La vie politique en Mauritanie a, elle aussi, nourri la tumultueuse époque de la « françafrique ». Au centre des révélations de R Bourgi, les soubresauts de la gestion du putsch d’août 2008 contre feu Sidi Ould Cheikh Abdellahi. Les sulfureux témoignages de R. Bourgi, l’homme par qui tous les scandales de la « France-à-fric » sont passés, reviennent sur les fracas de la « légitimation » d’un putsch qui fera encore une victime en France, Bruno Joubert, conseiller Afrique de l’Élysée, pour s’être opposé, non sans virulence de propos, au coup d’Etat dans notre pays.

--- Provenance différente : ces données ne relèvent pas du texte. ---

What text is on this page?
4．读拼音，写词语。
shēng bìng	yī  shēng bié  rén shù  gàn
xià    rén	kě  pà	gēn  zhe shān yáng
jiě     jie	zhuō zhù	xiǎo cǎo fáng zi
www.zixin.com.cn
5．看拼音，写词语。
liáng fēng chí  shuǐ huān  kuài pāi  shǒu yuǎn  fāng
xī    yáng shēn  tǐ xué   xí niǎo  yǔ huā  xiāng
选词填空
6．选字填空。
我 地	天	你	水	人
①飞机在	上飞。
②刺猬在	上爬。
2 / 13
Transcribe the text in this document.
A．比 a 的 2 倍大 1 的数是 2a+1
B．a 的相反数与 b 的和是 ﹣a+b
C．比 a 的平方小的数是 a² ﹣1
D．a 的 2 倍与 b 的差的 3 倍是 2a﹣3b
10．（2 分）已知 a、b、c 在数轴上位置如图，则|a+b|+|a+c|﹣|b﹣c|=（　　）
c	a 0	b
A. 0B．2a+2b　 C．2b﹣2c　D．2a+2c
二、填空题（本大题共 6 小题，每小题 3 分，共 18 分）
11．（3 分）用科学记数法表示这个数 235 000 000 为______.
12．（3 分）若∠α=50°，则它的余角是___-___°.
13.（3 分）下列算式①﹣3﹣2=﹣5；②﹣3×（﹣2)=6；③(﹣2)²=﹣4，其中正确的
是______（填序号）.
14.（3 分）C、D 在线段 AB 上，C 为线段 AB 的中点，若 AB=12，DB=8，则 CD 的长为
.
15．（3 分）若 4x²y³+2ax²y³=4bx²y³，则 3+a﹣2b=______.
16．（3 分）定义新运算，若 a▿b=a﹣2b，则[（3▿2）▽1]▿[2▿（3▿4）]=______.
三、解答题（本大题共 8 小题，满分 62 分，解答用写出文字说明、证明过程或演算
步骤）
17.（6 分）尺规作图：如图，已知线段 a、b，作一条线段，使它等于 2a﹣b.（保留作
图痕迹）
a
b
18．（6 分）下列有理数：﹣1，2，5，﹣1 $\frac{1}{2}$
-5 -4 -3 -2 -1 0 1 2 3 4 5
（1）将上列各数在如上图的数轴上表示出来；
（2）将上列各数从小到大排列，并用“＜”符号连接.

Un entretien fleuve. Il ne pouvait en être autrement pour R. Bourgi dont la vie et la carrière embrassent tout le continent africain, avec ses hauts et ses bas. Sous forme donc d’un entretien dirigé par notre confrère, Frédéric Lejeal, « Ils savent que je sais tout», les mémoires de R Bourgi se veulent un témoignage aux relents de provocation. L’interview revient sur une longue période de vies politiques mouvementées où l’argent, les intrigues et les coups de poignard dans le dos sont légion au sein de la classe politique française. Si le RPR et feu Chirac en prennent pour leurs galons, les observateurs s’interrogent à une encablure de la prochaine élection française, sur cet examen de conscience auquel se livre R Bourgi. Une chose est sûre; il n’a jamais porté dans son coeur Dominique de Villepin. Le texte est-il un sacerdoce pour retrouver bonne conscience ? Le livre autour de la carrière et de la vie de R. Bourgi recèle bien des zones d’ombre. Naviguant en plein dans les micmacs politiques, l’interventionnisme de la métropole et même les coups d’Etats, R Bourgi qui se défend d’avoir touché aux mallettes qu’il convoyait, encore moins aux largesses des « sommités » qui peuplent son agenda cherchant une entrée à l’Elysée ou à Matignon, se présente sous son meilleur jour…Difficile de croire que ce témoin, présent à toutes les affaires de corruption de la classe politique française, ne se soit pas éclaboussé au milieu de tant de privilèges indus. Mais gageons qu’il a été un « ascète », il ne pouvait travailler sans ristournes pour se présenter en faiseur de rois.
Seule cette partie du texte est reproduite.